— Забавно слышать такое от сыщика. Что вам сказать? Смотря как на это взглянуть. Покоя мне, конечно, не дают. Просто извели. Навыдумывали черт знает чего. А при чем здесь я? Почему бы им не потрясти доктора Хаббарда — то есть Брайанта. Врачам-то проще добыть какой-нибудь подходящий, не оставляющий следов яд. Мне-то откуда его взять — сами судите!

— Вы сказали, что хотя вам причинили ужасное беспокойство… — начал Пуаро.

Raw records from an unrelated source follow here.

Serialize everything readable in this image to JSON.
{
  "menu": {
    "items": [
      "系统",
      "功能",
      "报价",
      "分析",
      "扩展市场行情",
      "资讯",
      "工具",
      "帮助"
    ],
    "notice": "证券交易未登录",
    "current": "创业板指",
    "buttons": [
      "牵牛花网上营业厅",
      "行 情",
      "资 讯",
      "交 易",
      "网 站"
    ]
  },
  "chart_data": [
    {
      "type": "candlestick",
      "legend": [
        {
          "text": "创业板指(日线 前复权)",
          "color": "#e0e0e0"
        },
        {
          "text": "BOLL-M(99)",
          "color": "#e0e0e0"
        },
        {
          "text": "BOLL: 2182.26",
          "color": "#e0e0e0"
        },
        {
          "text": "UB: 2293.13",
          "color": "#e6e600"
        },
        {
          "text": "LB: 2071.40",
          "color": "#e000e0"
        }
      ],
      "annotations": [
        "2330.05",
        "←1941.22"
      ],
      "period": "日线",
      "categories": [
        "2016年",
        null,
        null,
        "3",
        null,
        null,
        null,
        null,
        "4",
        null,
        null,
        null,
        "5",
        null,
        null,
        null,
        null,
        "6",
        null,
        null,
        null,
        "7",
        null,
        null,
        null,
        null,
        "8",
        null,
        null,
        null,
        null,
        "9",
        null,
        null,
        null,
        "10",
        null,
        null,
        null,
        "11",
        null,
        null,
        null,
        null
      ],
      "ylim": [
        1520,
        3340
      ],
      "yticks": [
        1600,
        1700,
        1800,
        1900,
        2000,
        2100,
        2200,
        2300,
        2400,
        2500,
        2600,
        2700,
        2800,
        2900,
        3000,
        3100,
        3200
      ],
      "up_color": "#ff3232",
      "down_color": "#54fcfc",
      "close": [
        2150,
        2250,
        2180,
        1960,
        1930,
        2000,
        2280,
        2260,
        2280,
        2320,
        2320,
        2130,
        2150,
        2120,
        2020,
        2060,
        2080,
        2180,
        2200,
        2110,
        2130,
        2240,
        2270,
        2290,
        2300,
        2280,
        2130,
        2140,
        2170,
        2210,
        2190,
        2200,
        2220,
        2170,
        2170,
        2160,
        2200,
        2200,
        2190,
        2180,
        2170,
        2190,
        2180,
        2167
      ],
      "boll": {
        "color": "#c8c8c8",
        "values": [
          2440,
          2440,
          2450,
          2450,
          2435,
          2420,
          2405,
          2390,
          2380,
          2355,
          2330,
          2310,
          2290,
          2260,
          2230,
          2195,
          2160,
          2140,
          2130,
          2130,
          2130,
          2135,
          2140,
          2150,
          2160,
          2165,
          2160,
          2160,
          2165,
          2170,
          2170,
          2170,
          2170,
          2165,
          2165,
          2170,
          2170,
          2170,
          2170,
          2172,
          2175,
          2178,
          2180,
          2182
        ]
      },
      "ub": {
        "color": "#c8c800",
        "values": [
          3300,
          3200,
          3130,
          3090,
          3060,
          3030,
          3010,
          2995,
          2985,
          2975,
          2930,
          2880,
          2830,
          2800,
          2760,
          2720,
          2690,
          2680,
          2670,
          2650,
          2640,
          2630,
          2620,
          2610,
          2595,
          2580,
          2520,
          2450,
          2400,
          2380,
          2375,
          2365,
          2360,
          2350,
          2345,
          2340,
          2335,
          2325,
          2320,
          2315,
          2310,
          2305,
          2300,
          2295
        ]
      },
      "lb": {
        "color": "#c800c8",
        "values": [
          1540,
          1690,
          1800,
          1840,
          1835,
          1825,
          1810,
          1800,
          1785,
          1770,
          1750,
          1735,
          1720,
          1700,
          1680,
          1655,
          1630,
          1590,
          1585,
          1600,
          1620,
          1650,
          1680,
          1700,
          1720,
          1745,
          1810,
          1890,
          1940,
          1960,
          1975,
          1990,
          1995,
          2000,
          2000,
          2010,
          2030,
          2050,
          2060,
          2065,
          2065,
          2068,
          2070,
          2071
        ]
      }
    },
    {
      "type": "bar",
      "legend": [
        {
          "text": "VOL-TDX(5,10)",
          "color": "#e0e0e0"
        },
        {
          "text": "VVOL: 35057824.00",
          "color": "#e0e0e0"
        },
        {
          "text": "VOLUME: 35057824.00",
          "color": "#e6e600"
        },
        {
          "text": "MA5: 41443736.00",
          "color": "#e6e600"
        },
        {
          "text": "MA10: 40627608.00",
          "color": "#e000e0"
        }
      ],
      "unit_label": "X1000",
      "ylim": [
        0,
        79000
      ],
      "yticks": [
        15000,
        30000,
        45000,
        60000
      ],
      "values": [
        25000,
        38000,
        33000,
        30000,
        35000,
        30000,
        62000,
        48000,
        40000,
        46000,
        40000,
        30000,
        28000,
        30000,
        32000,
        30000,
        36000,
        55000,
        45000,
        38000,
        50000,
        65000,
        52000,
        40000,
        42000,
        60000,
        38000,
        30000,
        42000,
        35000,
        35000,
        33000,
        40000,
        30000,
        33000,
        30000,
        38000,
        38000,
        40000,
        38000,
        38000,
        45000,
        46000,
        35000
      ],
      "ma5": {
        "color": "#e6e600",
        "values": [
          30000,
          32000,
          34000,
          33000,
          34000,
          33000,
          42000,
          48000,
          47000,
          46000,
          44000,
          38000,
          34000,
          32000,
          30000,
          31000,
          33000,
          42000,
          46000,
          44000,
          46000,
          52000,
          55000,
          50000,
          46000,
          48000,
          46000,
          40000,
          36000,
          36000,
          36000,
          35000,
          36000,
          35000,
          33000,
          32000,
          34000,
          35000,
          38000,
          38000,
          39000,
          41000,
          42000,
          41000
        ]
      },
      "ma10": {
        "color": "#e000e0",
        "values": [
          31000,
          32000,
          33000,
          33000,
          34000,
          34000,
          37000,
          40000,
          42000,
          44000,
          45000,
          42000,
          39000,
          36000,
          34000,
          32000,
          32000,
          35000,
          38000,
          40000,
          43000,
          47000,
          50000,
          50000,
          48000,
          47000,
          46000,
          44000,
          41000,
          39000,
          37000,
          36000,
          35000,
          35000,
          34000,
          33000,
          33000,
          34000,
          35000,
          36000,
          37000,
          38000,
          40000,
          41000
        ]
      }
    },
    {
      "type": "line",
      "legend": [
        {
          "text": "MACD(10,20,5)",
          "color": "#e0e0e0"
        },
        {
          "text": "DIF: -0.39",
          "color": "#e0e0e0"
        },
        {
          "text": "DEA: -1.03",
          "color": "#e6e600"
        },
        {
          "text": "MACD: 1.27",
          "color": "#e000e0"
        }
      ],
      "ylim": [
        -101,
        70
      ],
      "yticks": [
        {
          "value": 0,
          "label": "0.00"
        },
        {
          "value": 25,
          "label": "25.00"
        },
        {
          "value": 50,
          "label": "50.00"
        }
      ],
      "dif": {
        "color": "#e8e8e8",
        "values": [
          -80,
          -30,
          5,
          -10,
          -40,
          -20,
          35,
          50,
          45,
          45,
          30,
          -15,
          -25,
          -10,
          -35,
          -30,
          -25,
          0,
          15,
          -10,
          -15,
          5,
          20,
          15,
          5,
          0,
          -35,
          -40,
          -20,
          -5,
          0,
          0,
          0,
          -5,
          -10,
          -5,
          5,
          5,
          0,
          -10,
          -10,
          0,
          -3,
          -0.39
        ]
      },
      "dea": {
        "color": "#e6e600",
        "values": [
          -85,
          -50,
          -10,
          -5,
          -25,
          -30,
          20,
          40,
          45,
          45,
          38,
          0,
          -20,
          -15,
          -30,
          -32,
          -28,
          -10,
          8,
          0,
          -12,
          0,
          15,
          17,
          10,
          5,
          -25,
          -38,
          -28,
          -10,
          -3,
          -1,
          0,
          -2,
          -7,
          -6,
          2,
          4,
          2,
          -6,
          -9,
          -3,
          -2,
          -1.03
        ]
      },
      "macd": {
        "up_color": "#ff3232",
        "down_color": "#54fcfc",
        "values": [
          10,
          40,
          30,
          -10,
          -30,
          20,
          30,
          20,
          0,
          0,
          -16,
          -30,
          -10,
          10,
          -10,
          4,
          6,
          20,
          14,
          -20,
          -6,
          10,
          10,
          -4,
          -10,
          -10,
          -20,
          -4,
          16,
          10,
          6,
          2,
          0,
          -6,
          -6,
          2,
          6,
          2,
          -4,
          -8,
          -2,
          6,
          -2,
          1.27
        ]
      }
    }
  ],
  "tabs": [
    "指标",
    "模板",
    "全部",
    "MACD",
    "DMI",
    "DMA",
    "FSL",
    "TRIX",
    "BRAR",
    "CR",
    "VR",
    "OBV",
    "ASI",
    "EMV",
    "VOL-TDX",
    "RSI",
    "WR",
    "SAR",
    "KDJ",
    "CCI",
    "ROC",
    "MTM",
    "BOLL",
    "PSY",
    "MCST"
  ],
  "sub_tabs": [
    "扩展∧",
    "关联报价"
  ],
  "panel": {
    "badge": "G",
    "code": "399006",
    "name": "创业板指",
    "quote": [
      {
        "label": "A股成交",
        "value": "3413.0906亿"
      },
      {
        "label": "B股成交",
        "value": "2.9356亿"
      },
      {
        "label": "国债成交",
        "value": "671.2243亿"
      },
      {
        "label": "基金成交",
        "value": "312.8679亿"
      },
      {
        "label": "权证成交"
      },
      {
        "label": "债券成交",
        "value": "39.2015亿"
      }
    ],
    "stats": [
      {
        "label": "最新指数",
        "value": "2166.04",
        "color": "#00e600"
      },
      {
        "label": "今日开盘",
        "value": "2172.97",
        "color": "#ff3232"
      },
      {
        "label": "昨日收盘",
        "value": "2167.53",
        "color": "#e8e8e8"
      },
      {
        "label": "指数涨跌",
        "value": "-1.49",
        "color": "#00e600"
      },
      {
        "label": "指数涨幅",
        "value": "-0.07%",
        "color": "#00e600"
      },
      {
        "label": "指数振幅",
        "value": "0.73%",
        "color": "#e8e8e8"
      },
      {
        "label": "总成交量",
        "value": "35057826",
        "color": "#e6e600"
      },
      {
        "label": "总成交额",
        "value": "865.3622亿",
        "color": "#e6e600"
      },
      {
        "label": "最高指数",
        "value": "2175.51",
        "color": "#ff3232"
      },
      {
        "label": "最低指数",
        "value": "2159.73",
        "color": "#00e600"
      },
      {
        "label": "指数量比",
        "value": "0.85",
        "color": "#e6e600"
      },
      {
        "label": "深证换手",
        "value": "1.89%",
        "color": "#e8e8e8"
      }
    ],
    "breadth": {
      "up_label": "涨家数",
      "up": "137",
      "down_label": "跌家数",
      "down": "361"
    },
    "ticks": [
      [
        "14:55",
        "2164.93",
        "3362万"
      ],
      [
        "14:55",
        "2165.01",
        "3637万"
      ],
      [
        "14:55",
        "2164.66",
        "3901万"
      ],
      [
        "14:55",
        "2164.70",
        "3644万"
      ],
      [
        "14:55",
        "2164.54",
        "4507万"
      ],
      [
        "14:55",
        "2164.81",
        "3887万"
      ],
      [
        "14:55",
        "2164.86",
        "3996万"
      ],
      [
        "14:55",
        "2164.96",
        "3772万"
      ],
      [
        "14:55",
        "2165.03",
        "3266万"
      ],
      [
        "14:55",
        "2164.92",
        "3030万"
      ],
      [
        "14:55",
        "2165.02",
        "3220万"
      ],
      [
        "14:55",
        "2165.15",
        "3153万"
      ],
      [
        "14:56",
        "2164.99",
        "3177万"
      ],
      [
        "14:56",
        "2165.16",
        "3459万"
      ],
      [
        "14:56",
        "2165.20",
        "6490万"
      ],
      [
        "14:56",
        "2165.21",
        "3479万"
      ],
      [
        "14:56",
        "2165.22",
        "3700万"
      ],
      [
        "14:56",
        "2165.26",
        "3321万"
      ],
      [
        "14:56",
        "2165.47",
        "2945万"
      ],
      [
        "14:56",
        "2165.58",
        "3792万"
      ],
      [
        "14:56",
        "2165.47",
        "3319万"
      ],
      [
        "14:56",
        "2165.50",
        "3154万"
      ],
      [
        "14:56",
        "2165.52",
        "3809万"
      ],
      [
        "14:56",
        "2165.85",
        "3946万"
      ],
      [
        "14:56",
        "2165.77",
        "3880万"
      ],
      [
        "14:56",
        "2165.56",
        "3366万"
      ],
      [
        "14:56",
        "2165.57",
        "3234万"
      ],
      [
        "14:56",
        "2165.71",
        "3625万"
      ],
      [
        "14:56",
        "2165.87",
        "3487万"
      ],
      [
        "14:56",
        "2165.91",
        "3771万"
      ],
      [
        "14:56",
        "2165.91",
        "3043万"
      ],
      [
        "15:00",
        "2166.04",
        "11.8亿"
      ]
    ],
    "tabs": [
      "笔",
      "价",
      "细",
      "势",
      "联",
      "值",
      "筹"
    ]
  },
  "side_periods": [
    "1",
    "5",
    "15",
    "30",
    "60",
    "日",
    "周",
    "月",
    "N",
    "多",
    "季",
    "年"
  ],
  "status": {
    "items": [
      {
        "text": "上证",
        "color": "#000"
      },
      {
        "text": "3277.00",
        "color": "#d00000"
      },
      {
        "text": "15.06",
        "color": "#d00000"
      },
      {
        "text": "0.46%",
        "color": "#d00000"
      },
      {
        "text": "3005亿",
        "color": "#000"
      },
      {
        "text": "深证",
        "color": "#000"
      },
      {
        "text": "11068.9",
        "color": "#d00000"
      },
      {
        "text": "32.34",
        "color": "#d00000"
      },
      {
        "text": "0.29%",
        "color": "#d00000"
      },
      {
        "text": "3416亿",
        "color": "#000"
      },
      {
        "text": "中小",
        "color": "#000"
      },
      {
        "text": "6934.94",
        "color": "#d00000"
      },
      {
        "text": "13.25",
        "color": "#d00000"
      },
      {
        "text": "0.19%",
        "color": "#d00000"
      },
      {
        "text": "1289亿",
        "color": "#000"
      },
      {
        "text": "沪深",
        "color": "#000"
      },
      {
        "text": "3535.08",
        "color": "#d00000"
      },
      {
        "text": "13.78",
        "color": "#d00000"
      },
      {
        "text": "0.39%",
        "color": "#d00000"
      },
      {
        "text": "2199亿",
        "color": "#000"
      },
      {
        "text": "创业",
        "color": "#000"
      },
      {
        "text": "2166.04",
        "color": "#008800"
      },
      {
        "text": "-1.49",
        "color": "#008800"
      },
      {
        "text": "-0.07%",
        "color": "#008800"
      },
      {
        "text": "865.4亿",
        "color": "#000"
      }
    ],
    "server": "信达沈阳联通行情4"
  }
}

— Ну да, в этой картине есть и светлые тона. Честно признаюсь, благодаря газетам я получил довольно кругленькую суммочку. За рассказ свидетеля — хотя там было гораздо больше репортерских выдумок, чем моих наблюдений. Но это к делу не относится.

— Вот как интересно преступление влияет на жизнь людей, в сущности, к нему не причастных. Возьмем, к примеру, вас: вы совершенно неожиданно получаете приличную сумму — может быть, особо нужную в данный момент.

— Деньги всегда нужны, — сказал мистер Райдер и пристально взглянул на Пуаро.

— Иногда они бывают крайне необходимы. На что люди тогда не идут — совершают растраты, подделывают документы… — Пуаро всплеснул руками. — Столько возникает всевозможных осложнений.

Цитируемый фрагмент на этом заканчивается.